Benefits 101: A Guide to PPO Plans

Benefits 101: A Guide to PPO Plans

When navigating the world of health insurance, you will likely encounter the term PPO (Preferred Provider Organization). A PPO plan – whether medical or dental – is about balancing the cost and convenience of care.  With a PPO plan, you get the flexibility to see a wide range of doctors. You’ll save money by staying within the plan’s network of preferred providers, but you can still choose to go out of network and receive partial coverage.  Unlike some other plans, a PPO allows you to see specialists without a referral.

How a PPO Works

A PPO plan functions much like other health insurance plans, but with a key difference in how it handles providers. The plan pays its contracted providers a set, pre-negotiated rate for services. Because of this arrangement, you pay less in cost-sharing—such as copays or coinsurance—when you receive care from an in-network provider.

While PPO plans offer the flexibility to see out-of-network providers, your costs will be significantly higher. You will likely pay more and may need to submit an insurance claim yourself. It’s also important to note that most PPO plans have a separate out-of-network deductible that you must meet before your plan benefits will begin to cover those costs.

Key Advantages of a PPO Plan

PPO plans are often chosen for their flexibility and convenience. Key benefits include:

  • No Referrals Needed: You do not need a referral from a primary care provider to see a specialist. You have the freedom to schedule an appointment with any in-network specialist at any time.’
  • Out-of-Network Coverage: You can choose to see providers outside of the plan’s network, which is particularly beneficial for those who travel frequently or live in different states.
  • Large Provider Networks: Many PPO plans have a broad, nationwide provider network, offering a wide range of choices for care.
  • No PCP Requirement: Unlike some other plan types, you are not required to choose a primary care provider(PCP).

PPO vs. HMO: The Main Differences

The primary difference between a PPO and an HMO (Health Maintenance Organization) plan lies in their approach to networks and referrals.

An HMO plan typically provides coverage only for services received from providers within its network, except in emergency situations. You are also required to choose a primary care provider and obtain a referral to see a specialist. HMO plans often come with lower premiums, but they offer less flexibility.

A PPO plan, on the other hand, gives you greater freedom. You can see specialists without a referral and have coverage for out-of-network care (albeit at a higher cost). While premiums are generally higher for a PPO, the added flexibility can be a major advantage for those who prioritize choice in their healthcare.

Ultimately, choosing the right health and dental plan depends on your individual needs and priorities. By understanding the core principles of a Preferred Provider Organization, you can make a more informed decision that aligns with your lifestyle and ensure you get the most value from your benefits.

Health Insurance Basics: Part 2

Health Insurance Basics: Part 2

Does a Health Plan Typically Pay for Services from Any Doctor?

Not always. Some types of plans encourage or require consumers to get care from a specific set of doctors, hospitals, pharmacies, and other medical service providers who have entered into contracts with the plan to provide items and services at a negotiated rate. The providers in this designated set or network of providers are called “in-network” providers.

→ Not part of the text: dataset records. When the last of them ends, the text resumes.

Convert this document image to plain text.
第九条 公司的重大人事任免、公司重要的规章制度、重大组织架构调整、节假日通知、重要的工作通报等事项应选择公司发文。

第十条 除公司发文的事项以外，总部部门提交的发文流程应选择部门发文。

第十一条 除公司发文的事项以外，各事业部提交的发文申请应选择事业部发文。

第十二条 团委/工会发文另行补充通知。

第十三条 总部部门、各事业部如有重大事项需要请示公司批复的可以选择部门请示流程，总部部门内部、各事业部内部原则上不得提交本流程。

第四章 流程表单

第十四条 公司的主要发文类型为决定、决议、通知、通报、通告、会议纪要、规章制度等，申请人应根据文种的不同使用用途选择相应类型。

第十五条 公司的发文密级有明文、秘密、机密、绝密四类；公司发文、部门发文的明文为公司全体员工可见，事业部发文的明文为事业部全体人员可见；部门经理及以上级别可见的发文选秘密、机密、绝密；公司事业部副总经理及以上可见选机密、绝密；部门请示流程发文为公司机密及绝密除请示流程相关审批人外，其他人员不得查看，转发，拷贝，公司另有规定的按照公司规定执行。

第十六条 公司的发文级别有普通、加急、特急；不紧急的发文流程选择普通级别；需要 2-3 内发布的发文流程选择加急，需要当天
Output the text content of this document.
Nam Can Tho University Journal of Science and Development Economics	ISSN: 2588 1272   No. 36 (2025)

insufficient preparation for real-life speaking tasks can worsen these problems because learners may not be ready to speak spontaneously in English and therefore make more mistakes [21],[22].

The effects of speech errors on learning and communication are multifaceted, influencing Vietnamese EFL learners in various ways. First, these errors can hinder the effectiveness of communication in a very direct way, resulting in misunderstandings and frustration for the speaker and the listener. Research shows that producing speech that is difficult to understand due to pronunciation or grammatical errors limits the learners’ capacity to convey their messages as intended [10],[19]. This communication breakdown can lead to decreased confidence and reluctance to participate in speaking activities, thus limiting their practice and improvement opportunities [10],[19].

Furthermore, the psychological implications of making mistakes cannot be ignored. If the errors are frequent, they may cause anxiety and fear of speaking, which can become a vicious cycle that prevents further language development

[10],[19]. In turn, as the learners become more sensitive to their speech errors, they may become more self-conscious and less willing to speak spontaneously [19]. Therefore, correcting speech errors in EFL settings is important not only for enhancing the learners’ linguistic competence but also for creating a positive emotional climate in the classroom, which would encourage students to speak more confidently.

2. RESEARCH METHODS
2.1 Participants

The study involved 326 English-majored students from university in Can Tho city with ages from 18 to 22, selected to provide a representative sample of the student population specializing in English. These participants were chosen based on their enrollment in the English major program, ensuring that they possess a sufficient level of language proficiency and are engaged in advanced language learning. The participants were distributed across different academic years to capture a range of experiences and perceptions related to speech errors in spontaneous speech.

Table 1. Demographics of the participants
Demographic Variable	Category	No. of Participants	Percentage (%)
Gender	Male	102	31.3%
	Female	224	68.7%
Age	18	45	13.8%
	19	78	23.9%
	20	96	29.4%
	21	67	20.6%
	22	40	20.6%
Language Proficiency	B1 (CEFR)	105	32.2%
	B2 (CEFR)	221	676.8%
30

  • In-Network Provider: A provider who has a contract with a plan to provide health care items and services at a negotiated (or discounted) rate to consumers enrolled in the plan. Consumers will generally pay less if they see a provider in the network. These providers may also be called “preferred providers” or “participating providers.”
  • Out-of-Network Provider: A provider who doesn’t have a contract with a plan to provide health care items and services. If a plan covers outof-network services, the consumer usually pays more to see an out-of-network provider than an in-network provider. If a plan does not cover out-of-network services, then the consumer may, in most non-emergency instances, be responsible for paying the full amount charged by the out-of-network provider. Out-of-network providers may also be called “non-preferred” or “non-participating” providers.
Some examples of plan types that use provider networks include the following:
  • Health Maintenance Organization (HMO): A type of health insurance plan that usually limits coverage to care from doctors who work for or contract with the HMO. It generally won’t cover out-of-network care except in an emergency, or when a prior authorization to obtain care outside the network has been approved, or as otherwise required by law. An HMO may require a consumer to live or work in its service area to be eligible for coverage. HMOs often provide integrated care and focus on prevention and wellness. An HMO may require enrollees to obtain a referral from a primary care doctor to access other specialists.
  • Exclusive Provider Organization (EPO): A type of health plan where services are generally covered only if the consumer uses in-network doctors, specialists, or hospitals (except in an emergency). In general, EPOs do not require a referral from a primary care doctor to see other specialists, and in general there is very limited, if any, out-of-network coverage.
  • Point of Service (POS): A type of plan where a consumer pays less if they use in-network doctors, hospitals, and other health care providers. POS plans may require consumers to get a referral from their primary care doctor in order to see a specialist.
  • Preferred Provider Organization (PPO): A type of health plan where consumers pay less if they use in-network providers. They can use out-of-network doctors, hospitals, and providers without a referral for an additional cost.